The programme will promote decent and productive employment opportunities for Cambodian youth, with strong focus on the employability of young job seekers through quality education and skills training, including life skills, entrepreneurship and volunteerism.

His Excellency Ith Samheng, Minister of Labour and Vocational Training, congratulated all involved parties for the meaningful accomplishment of the development of the joint programme and praised the multilateral partnerships for the success of programme implementation.

“I am pleased to see diverse stakeholders coming together to embark on such a meaningful cooperative implementation, promoting quality and better access to employment for Cambodia’s youth population, and helping address challenges of youth employment in Cambodia,” he stated as he addressed participants at the ceremony.

The “UNited For Youth Employment in Cambodia” Joint Programme is a multilateral cooperation between with the Royal Government of Cambodia and five UN agencies:  The ILO as the administrative and convening agency, as well as UNDP, UNESCO, UNICEF and UNV. The Joint Programme will benefit from the envisaged long-term partnership with the Swiss Agency for Development and Cooperation, as a contributor and a catalyst of policy and service coherence.

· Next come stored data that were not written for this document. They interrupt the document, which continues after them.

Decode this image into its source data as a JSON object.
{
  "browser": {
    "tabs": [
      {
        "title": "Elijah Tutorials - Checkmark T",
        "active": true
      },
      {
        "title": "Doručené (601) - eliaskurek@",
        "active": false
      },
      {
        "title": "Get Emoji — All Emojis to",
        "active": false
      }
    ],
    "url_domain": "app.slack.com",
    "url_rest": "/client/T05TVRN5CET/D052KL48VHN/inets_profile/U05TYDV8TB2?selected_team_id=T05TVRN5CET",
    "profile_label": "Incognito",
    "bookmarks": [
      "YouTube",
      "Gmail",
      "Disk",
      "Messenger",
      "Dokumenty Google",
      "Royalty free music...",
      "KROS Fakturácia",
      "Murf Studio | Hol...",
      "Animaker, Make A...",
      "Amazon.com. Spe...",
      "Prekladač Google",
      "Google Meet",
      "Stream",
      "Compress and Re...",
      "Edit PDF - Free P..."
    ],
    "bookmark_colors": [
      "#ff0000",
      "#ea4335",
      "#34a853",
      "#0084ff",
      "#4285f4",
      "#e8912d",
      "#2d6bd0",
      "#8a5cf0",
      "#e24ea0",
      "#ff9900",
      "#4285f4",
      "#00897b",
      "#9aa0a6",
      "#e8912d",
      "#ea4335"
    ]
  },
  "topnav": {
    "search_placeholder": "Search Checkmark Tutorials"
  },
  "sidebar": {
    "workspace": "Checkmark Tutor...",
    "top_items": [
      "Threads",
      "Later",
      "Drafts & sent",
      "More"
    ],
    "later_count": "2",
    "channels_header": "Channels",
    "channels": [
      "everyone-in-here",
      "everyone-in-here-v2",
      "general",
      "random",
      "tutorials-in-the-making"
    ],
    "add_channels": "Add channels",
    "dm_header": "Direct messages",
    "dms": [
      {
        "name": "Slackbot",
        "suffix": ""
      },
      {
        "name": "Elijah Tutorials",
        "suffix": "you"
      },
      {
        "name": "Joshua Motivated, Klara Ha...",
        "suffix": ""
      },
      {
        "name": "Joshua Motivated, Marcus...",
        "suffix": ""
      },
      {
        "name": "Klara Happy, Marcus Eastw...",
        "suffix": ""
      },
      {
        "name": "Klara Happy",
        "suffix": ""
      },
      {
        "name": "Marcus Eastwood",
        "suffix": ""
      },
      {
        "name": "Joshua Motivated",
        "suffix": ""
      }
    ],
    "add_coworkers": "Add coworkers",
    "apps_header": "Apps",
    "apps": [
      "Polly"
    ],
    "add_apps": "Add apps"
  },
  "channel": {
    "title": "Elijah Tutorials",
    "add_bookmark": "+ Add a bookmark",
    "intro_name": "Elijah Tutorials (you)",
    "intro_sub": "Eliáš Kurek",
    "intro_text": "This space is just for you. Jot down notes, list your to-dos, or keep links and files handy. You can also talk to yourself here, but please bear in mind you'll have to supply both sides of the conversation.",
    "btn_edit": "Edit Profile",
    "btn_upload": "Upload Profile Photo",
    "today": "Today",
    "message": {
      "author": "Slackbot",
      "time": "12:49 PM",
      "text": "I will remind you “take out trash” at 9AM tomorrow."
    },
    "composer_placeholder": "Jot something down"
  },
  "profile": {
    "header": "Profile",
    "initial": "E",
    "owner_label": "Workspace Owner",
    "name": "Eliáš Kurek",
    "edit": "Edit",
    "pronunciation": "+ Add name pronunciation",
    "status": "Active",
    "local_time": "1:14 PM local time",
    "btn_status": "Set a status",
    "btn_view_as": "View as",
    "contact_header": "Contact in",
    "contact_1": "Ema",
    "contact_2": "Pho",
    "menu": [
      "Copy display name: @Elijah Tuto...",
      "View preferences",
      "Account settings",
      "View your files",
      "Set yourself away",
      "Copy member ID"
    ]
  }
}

“The Swiss Agency for Development and Cooperation has the privilege to cooperate with all relevant key players in the sector for creating more and better jobs for Cambodian young people,” said Ms. Carin Salerno, Director, Swiss Agency for Development and Cooperation, adding that providing support to Cambodia in its development efforts is one of the key focuses of the Agency.

For more information, contact:

Mr. Tun Sophorn, National Coordinator for Cambodia International Labour Organization (ILO). Tel: 023 220 817, email:

Mr. Tep Asnarith, Information Officer, Office of the UN Resident Coordinator. Tel: 012 957 919, email: .


Notes to the Editor:

• The “UNited For Youth Employment in Cambodia” Joint Programme is a multilateral cooperation between with the Royal Government of Cambodia and five UN agencies:  The ILO as the administrative and convening agency, as well as UNDP, UNESCO, UNICEF and UNV, with the support and strategic partnership of the Swiss Agency for Development Cooperation (SDC).  

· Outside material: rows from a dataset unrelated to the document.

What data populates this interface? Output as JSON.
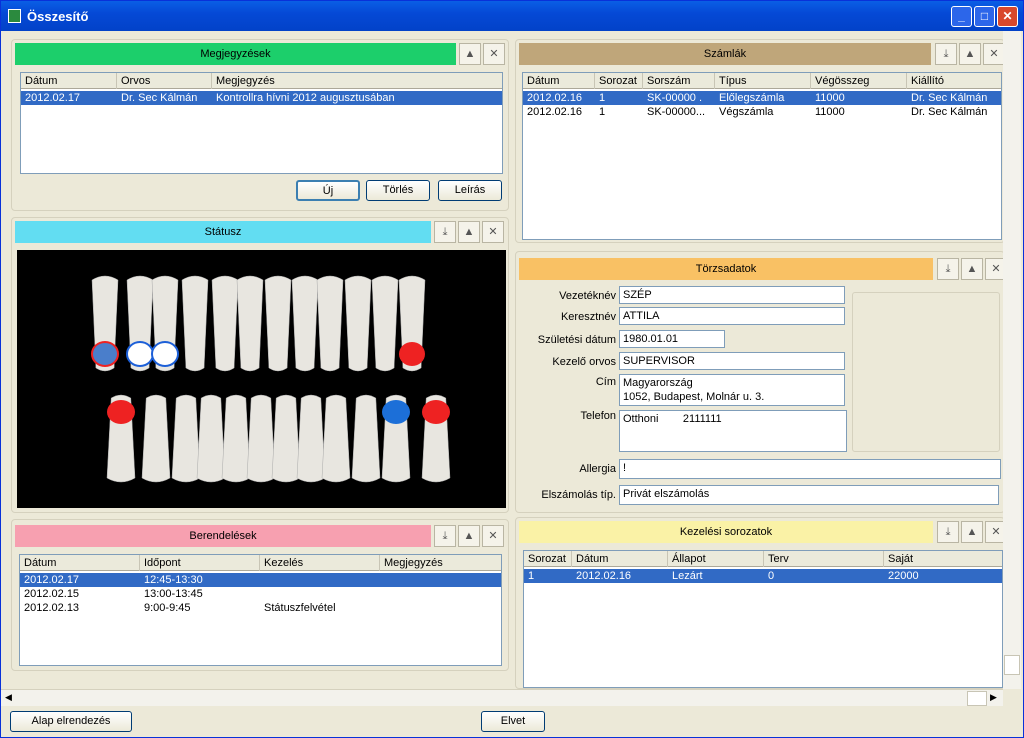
{
  "window": {
    "title": "Összesítő"
  },
  "notes": {
    "title": "Megjegyzések",
    "color": "#1ccf6b",
    "columns": [
      "Dátum",
      "Orvos",
      "Megjegyzés"
    ],
    "rows": [
      [
        "2012.02.17",
        "Dr. Sec Kálmán",
        "Kontrollra hívni 2012 augusztusában"
      ]
    ],
    "buttons": {
      "new": "Új",
      "delete": "Törlés",
      "description": "Leírás"
    }
  },
  "invoices": {
    "title": "Számlák",
    "color": "#bfa67a",
    "columns": [
      "Dátum",
      "Sorozat",
      "Sorszám",
      "Típus",
      "Végösszeg",
      "Kiállító"
    ],
    "rows": [
      [
        "2012.02.16",
        "1",
        "SK-00000 .",
        "Előlegszámla",
        "11000",
        "Dr. Sec Kálmán"
      ],
      [
        "2012.02.16",
        "1",
        "SK-00000...",
        "Végszámla",
        "11000",
        "Dr. Sec Kálmán"
      ]
    ]
  },
  "status": {
    "title": "Státusz",
    "color": "#62ddf2"
  },
  "master": {
    "title": "Törzsadatok",
    "color": "#f9c164",
    "labels": {
      "lastname": "Vezetéknév",
      "firstname": "Keresztnév",
      "birth": "Születési dátum",
      "doctor": "Kezelő orvos",
      "address": "Cím",
      "phone": "Telefon",
      "allergy": "Allergia",
      "billing": "Elszámolás típ."
    },
    "values": {
      "lastname": "SZÉP",
      "firstname": "ATTILA",
      "birth": "1980.01.01",
      "doctor": "SUPERVISOR",
      "address": "Magyarország\n1052, Budapest, Molnár u. 3.",
      "phone": "Otthoni        2111111",
      "allergy": "!",
      "billing": "Privát elszámolás"
    }
  },
  "appointments": {
    "title": "Berendelések",
    "color": "#f7a0b0",
    "columns": [
      "Dátum",
      "Időpont",
      "Kezelés",
      "Megjegyzés"
    ],
    "rows": [
      [
        "2012.02.17",
        "12:45-13:30",
        "",
        ""
      ],
      [
        "2012.02.15",
        "13:00-13:45",
        "",
        ""
      ],
      [
        "2012.02.13",
        "9:00-9:45",
        "Státuszfelvétel",
        ""
      ]
    ]
  },
  "treatments": {
    "title": "Kezelési sorozatok",
    "color": "#faf2a6",
    "columns": [
      "Sorozat",
      "Dátum",
      "Állapot",
      "Terv",
      "Saját"
    ],
    "rows": [
      [
        "1",
        "2012.02.16",
        "Lezárt",
        "0",
        "22000"
      ]
    ]
  },
  "footer": {
    "default_layout": "Alap elrendezés",
    "discard": "Elvet"
  },
  "icons": {
    "panel_buttons": [
      "export-icon",
      "collapse-icon",
      "close-icon"
    ]
  }
}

• The Joint Programme will facilitate young people’s entrance to the labour force while reducing inequalities – particularly for disadvantaged and vulnerable groups- and ensuring young women and men are better able to meet labour demand. The Joint Programme will be implemented for an initial phase of two years starting in 2017, and pull together contributions amounting to  $4.5 million USD from SDC and the five UN agencies. 

• This unique cooperation comes in at the time where the 2030 Agenda for Sustainable Development and its Sustainable Development Goals (SDGs) call for more focused effort toward youth employment, particularly with goal 8.